O suicídio de pastores (ou de ex-pastores) está intimamente ligado à ausência de Deus. É fruto de uma reflexão lógica de descrença total na ação de Deus a partir de suas vidas pastorais. Muitos dos que estão por ai pastoreando em solos tupiniquins não podem ser sinceros com seus próprios sentimentos, desilusões e frustrações. Não podem contar quantas vezes ficaram num banheiro imaginando de que forma poderiam acabar com a dor profunda de não saber se é verdade o que prega. Não podem dizer por ai quantas vezes se arriscaram com a esperança de que numa destas morreria e terminaria então não como suicida, mas como herói. Não podem declarar nos rincões gospel que não sabem explicar o porquê que Deus salvou uma pessoa de um acidente e, estranhamente, Deus nada fez para livrar o outro gerando dor nos familiares. Não podem reconhecer que ser pastor não os torna melhores, superiores ou mais chegados a Deus, pois para muito é só isto os distintivos de pastores. Não podem verbalizar que, às vezes, se arrependem de terem sido ordenados a pastores e que tem plena certeza de não estarem preparados. Não podem... até que dizem para o mundo o que realmente queriam dizer: morrer.

Não quero finalizar este artigo com teologias de frases de parachoque de caminhão. Não quero tentar defender Deus acerca de Suas ausências, pois disto Ele não precisa (e nem eu entendo!). Não quero tentar explicar de forma espiritualizada os suicídios de pastores, pois a muito silêncio antes da morte. Alguns poderiam apenas se contentar com explicações infantilizadas e estupidas como as que foram postadas por Edir Macedo (suposto pastor), quando afirma sobre os suicídios de pastores: “Isso aconteceu porque a fé do pastor estava alicerçada nos seus sentimentos e não na Palavra de Deus. (...) A fé inteligente despreza a visão, audição, tato, olfato e paladar. Ela é a certeza de coisas que se não veem ou sentem... A crença verdadeira se fundamenta naquilo que está prometido, escrito ou falado pela boca de Deus. Nada mais além disso”[4]. Isto é pura teologia de frase de parachoque de caminhão, pois exclui toda a humanidade do processo, distancia a vivência do espiritual e fomenta a figura heroica do pastor. Edir Macedo nunca quis que o povo vissem os pastores como gente, por isto no conhecidíssimo discurso gravado em 1995[5], ele afirma: “O povo tem que ter confiança no pastor. Se você mostrar aquela maneira xôxa, o povo não vai confiar em você para orar. Você tem que ser o super-heroi (...) é a fé ou não é? (...) tem aqueles que são tradicionais... agora tem outros (que dirão): poxa, a quanto tempo eu queria isto. Poxa, tô cansado de ler a bíblia, de ver tantas palavras e não acontecer nada na minha vida...”.
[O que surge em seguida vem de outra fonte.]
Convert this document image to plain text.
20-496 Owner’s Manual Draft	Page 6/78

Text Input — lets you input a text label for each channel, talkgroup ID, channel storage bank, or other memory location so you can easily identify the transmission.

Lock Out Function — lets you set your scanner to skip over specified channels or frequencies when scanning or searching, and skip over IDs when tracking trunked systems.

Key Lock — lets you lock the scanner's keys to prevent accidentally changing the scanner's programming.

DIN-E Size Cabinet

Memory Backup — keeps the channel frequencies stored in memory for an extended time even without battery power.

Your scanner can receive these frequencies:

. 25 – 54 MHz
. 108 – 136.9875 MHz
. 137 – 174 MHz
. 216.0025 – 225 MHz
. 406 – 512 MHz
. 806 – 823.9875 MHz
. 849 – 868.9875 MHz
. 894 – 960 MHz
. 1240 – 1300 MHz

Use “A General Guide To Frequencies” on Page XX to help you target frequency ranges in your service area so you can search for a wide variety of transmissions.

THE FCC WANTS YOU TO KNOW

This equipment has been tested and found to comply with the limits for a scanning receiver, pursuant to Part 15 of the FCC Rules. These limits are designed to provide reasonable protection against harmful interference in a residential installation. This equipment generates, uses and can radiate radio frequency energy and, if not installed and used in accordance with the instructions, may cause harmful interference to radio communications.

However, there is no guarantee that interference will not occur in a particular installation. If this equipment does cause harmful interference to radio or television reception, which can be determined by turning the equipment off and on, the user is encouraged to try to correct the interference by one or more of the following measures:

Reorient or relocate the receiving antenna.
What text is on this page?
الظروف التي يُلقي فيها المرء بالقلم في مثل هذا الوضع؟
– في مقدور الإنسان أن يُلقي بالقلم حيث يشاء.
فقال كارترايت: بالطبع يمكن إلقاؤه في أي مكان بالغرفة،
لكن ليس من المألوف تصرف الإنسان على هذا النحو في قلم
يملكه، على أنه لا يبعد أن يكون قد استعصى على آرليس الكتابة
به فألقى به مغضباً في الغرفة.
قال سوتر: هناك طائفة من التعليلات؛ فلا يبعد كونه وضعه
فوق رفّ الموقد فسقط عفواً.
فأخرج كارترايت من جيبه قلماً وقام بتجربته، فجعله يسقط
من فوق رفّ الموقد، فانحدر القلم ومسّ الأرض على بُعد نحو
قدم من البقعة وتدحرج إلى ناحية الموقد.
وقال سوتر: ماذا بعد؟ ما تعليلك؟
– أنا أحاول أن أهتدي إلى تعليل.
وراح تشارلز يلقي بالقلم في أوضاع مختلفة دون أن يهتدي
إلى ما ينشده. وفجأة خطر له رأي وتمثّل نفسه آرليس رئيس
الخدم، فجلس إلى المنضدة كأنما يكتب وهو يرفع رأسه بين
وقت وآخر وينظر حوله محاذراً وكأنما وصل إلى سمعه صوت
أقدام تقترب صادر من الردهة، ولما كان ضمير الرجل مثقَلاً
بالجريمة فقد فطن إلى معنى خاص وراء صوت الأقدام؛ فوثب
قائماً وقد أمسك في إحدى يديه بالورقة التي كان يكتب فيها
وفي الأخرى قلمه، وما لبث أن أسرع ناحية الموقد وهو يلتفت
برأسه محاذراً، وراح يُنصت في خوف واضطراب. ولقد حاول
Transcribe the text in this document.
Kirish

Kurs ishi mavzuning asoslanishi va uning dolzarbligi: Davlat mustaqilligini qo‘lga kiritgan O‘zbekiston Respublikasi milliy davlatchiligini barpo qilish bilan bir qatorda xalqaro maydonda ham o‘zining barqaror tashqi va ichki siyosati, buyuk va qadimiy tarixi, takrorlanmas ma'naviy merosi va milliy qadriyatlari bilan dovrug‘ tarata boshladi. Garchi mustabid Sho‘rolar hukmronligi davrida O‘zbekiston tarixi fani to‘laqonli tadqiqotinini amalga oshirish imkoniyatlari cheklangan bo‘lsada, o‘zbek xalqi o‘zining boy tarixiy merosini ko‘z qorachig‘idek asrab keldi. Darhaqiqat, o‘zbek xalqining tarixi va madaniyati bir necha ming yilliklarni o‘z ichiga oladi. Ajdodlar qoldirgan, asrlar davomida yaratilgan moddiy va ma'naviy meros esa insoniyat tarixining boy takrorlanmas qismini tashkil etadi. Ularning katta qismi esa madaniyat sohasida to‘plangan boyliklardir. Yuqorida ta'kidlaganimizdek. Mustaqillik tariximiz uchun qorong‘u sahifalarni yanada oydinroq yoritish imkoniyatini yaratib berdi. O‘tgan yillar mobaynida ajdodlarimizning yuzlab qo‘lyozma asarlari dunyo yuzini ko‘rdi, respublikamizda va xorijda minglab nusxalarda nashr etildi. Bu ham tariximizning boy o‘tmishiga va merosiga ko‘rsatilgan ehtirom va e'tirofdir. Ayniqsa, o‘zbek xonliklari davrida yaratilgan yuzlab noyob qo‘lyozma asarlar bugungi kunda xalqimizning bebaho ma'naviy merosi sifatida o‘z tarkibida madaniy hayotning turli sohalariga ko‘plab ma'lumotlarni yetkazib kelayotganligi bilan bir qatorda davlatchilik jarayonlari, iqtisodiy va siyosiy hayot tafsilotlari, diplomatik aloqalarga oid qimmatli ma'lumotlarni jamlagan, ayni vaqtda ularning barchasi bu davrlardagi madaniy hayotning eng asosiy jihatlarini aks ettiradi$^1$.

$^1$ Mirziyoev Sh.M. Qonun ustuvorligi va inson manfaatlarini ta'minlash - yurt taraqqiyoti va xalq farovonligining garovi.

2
Por fim, temos que reconhecer que a ausência de Deus é mais agressiva que a Sua presença julgadora. Igualmente temos que admitir que a morte seja mais atrativa que viver uma farsa. Portanto, continuaremos ouvido, sorrateiramente, acerca do suicídio de pastores nos próximos anos. Haverá alguns que com profunda devoção e respeito, apesar de toda descrença em Deus, vão visivelmente se desviar, entrando pro rol dos ex-pastores suicidas – estes optaram por uma morte solitária, distante inclusive de Deus. E, enquanto “pastor” for um título de diferenciação entre nós, ao invés de um serviço fraternal e temporal, estaremos, então, sendo co-responsáveis pelos suicídios – aquele que aperta o gatilho não é o único a cometer suicídio, ele apenas protagoniza.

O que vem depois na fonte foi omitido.